Case in point, the Jared Rollins / Jon Koppenhaver fight had Jared throwing some of the nastiest elbows I’ve ever seen in my life. J-Roc was in guard position and basically went to town on Koppenhaver’s head, cutting him open badly. But were those elbows legal? Let’s see how Big John McCarthy defines illegal elbows before we continue:

“Everyone thinks downward point of elbow strikes are not allowed, so you cannot hit with the point of the elbow. That’s not true. That’s not what it was for. That’s not what it meant. A fighter can strike with any part of his arm in the Unified Rules. It doesn’t matter if it’s the point of the elbow. It’s one type of elbow is not allowed. That is your hand going up to twelve o’clock and bringing it down to six o’clock, in that type of position.”

Well, that certainly sounds like what Jared Rollins was doing to Jon Koppenhaver. And it also sounds like what Anderson Silva did to Travis Lutter at the end of their bout. Perhaps the defense is that they weren’t striking 12 o’clock to 6 o’clock but rather 12:30 to 5:30. I really don’t know. There’s also been speculation as well that 12 to 6 is static, as in you just can’t go up and down gravity-wise, but when you’re horizontal, everything is legal. Which seems kinda fishy, but hey … I’m not a big fan of rules anyways, so who really cares? I just think it’s something someone might want to clarify. Safety and all that, you know?

Hello everyone, Captain Obvious here. I just wanted to stop by and inform you all of the shocking news that Forrest Griffin and Quinton Jackson are the coaches for TUF7. Woah … are you okay? I know the news would shock and surprise you, but I didn’t expect you to fall over in amazement. I understand though … this is so out of the blue. No one was expecting this at all.

Now before you all start hopping around shouting “Squeeee!”, let’s take a moment with Adam Swift from to see what this means (past weeks of Rampage/Forrest chicanery sponsored by Old Spice):

Assuming an April premier and a twelve-week season, Jackson-Griffin will take place on Saturday June 21st at the earliest. At that time the company’s premier weight class will have been on hold for at least eight months. The Light Heavyweight title will likely be defended only twice next year as the company continues to move towards more of a boxing work load for its top stars (2-3 fights per year).

It doesn’t take a Captain Obvious to tell you that TUF7 will do what TUF6 did to the welterweight division: stall it out and render most bouts practically meaningless past pecking order for sloppy seconds or thirds.
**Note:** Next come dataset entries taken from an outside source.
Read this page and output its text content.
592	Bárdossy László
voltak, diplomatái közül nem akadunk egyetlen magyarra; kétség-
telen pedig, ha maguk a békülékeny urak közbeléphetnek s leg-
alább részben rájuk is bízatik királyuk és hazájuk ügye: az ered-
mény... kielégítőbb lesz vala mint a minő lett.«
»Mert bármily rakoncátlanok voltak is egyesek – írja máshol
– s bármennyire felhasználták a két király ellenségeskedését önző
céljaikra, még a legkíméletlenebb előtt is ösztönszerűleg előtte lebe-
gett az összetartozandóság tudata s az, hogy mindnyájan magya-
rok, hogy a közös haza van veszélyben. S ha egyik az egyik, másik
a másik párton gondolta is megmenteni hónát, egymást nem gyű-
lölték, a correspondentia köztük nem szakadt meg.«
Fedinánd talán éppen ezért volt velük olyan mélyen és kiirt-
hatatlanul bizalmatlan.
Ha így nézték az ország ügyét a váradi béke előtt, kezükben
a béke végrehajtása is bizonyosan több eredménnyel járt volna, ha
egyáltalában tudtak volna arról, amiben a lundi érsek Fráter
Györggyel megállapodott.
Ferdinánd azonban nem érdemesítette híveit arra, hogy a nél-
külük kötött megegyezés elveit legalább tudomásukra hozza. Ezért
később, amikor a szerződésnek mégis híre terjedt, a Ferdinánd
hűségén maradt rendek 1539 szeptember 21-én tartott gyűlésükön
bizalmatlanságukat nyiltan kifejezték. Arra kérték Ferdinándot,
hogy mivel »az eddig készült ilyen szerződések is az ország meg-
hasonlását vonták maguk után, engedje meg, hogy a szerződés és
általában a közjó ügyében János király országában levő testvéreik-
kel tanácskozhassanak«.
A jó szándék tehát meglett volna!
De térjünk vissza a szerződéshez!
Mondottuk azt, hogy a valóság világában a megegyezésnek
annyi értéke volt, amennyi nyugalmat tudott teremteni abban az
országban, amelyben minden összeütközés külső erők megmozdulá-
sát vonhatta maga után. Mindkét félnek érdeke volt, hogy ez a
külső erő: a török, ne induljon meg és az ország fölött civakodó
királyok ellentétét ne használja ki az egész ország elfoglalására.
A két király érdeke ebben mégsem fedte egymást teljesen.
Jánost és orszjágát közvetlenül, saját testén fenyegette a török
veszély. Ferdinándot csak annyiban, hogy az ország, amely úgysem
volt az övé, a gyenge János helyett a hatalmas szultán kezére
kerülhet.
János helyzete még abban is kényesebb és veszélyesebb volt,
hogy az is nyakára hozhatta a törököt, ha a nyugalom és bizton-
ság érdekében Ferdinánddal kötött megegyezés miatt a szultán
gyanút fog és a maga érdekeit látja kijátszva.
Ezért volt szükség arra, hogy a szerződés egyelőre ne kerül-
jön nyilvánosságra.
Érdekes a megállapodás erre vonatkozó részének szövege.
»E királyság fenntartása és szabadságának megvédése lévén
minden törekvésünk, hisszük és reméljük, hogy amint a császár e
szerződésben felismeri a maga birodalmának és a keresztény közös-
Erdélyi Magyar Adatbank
And hey, after all that plus a season of terrible television, the big payoff fizzled when Matt Serra’s spine exploded.

I’ve got my fingers crossed that Dana White is serious when he says they’re switching shit up and we’ll be amazed. Because shelving the LHW title is a pretty big deal, and if TUF7 doesn’t live up to expectations it could be yet another big mistake the UFC has made over the past several months.